Unrooted maximum likelihood phylogenetic tree using protein sequences from AMT1 and AMT2 gene families from a selection of eukaryotes with sequenced genomes and from bacteria and archaea (some with sequenced genomes). Note that Chlamydomonas AMT1.2 is not shown but falls within Chlamydomonas subclass II. Transcripts of this gene have been cloned and sequenced, and the gene is present in the JGI v3 Chlamydomonas genome assembly, however, is missing from v4. Also AMT2B from O. tauri was not included because the 3' end of the gene sequence was truncated by a gap (in the genome sequence). Although S. cerevisiae has three MEPs, only one ScMEP is shown, although all three Aspergillus MEPs are included. Sequences at the most basal node (not shown) were AMT2.4 Roseobacter sp. SK209-2-6 (ZP_01755968), AMT2.4 Candidatus Pelagibacter ubique HTCC1062 (AAZ22114), and Silicibacter pomeroyi DSS-3 (YP_166819). Black symbols indicate bootstrap support between 95 and 100 (circles) or between 70 and 95 (diamonds) by both ML and NJ methods. White symbols represent the same for ML support only. Gray symbols represent the same for NJ methods only. Yellow symbols indicate bootstrap support between 95 and 100 (circles) for ML and 70 and 95 by NJ (circles) or 95 and 100 NJ and 70 and 95 ML support (diamonds). Accession numbers and gene model numbers are provided in supplementary table S5, Supplementary Material online.

FIG. 3.

Gene arrangements showing the relative positioning of colocated nitrogen genes along the chromosome (represented by black line) within CCMP1545 on scaffold 4, nucleotide positions 1572082-1585993 (A), and within RCC299 chromosome 1, positions 483935-509879 (B), and drawn approximately to scale. Homologous genes are color coded; pink indicates a nitrogen-associated gene that does not have a colocated homolog in the other Micromonas species.

FIG. 4.

Nitrogen-depletion experiment showing the mean nitrate (black) and ammonium (white) measurements throughout the time course (A) as well as growth rates for the triplicate RCC299 cultures shown starting 24 h prior to experiment initiation (gray bars).

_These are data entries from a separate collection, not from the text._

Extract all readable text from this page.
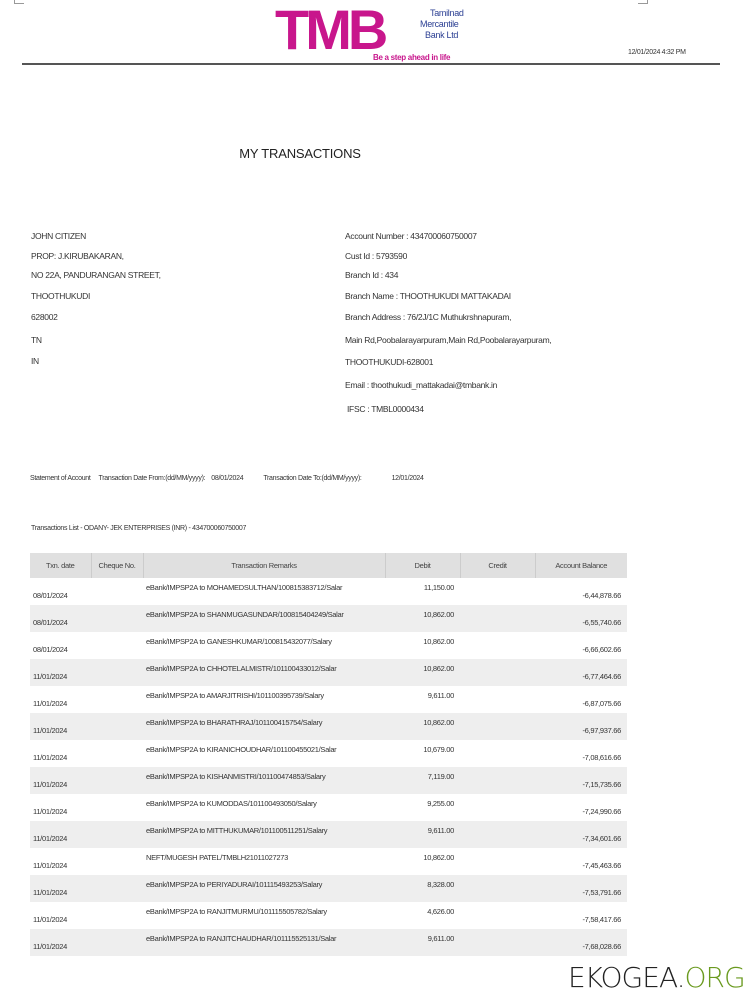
TMB	Tamilnad
Mercantile
Bank Ltd
Be a step ahead in life
12/01/2024 4:32 PM
MY TRANSACTIONS
JOHN CITIZEN
PROP: J.KIRUBAKARAN,
NO 22A, PANDURANGAN STREET,
THOOTHUKUDI
628002
TN
IN
Account Number : 434700060750007
Cust Id : 5793590
Branch Id : 434
Branch Name : THOOTHUKUDI MATTAKADAI
Branch Address : 76/2J/1C Muthukrshnapuram,
Main Rd,Poobalarayarpuram,Main Rd,Poobalarayarpuram,
THOOTHUKUDI-628001
Email : thoothukudi_mattakadai@tmbank.in
IFSC : TMBL0000434
Statement of Account Transaction Date From:(dd/MM/yyyy): 08/01/2024	Transaction Date To:(dd/MM/yyyy):	12/01/2024
Transactions List - ODANY- JEK ENTERPRISES (INR) - 434700060750007
Txn. date	Cheque No.	Transaction Remarks	Debit	Credit	Account Balance
08/01/2024		eBank/IMPSP2A to MOHAMEDSULTHAN/100815383712/Salar	11,150.00		-6,44,878.66
08/01/2024		eBank/IMPSP2A to SHANMUGASUNDAR/100815404249/Salar	10,862.00		-6,55,740.66
08/01/2024		eBank/IMPSP2A to GANESHKUMAR/100815432077/Salary	10,862.00		-6,66,602.66
11/01/2024		eBank/IMPSP2A to CHHOTELALMISTR/101100433012/Salar	10,862.00		-6,77,464.66
11/01/2024		eBank/IMPSP2A to AMARJITRISHI/101100395739/Salary	9,611.00		-6,87,075.66
11/01/2024		eBank/IMPSP2A to BHARATHRAJ/101100415754/Salary	10,862.00		-6,97,937.66
11/01/2024		eBank/IMPSP2A to KIRANICHOUDHAR/101100455021/Salar	10,679.00		-7,08,616.66
11/01/2024		eBank/IMPSP2A to KISHANMISTRI/101100474853/Salary	7,119.00		-7,15,735.66
11/01/2024		eBank/IMPSP2A to KUMODDAS/101100493050/Salary	9,255.00		-7,24,990.66
11/01/2024		eBank/IMPSP2A to MITTHUKUMAR/101100511251/Salary	9,611.00		-7,34,601.66
11/01/2024		NEFT/MUGESH PATEL/TMBLH21011027273	10,862.00		-7,45,463.66
11/01/2024		eBank/IMPSP2A to PERIYADURAI/101115493253/Salary	8,328.00		-7,53,791.66
11/01/2024		eBank/IMPSP2A to RANJITMURMU/101115505782/Salary	4,626.00		-7,58,417.66
11/01/2024		eBank/IMPSP2A to RANJITCHAUDHAR/101115525131/Salar	9,611.00		-7,68,028.66
EKOGEA.ORG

Normalized fold change in target gene expression, relative to expression levels at T₀ of three AMT genes examined (B), and the three NRT transporter genes examined (C), with normalization as in Methods. Zero represents the time point at which cells were transferred into N-deplete K media and gray dotted line indicates amendment with NO₃^– and NH₄⁺. Note: At T₀, NH₄⁺ was already below the 10 nM detection limit. In (A), (B), and (C), error bars represent the standard deviation within the triplicated biological treatments.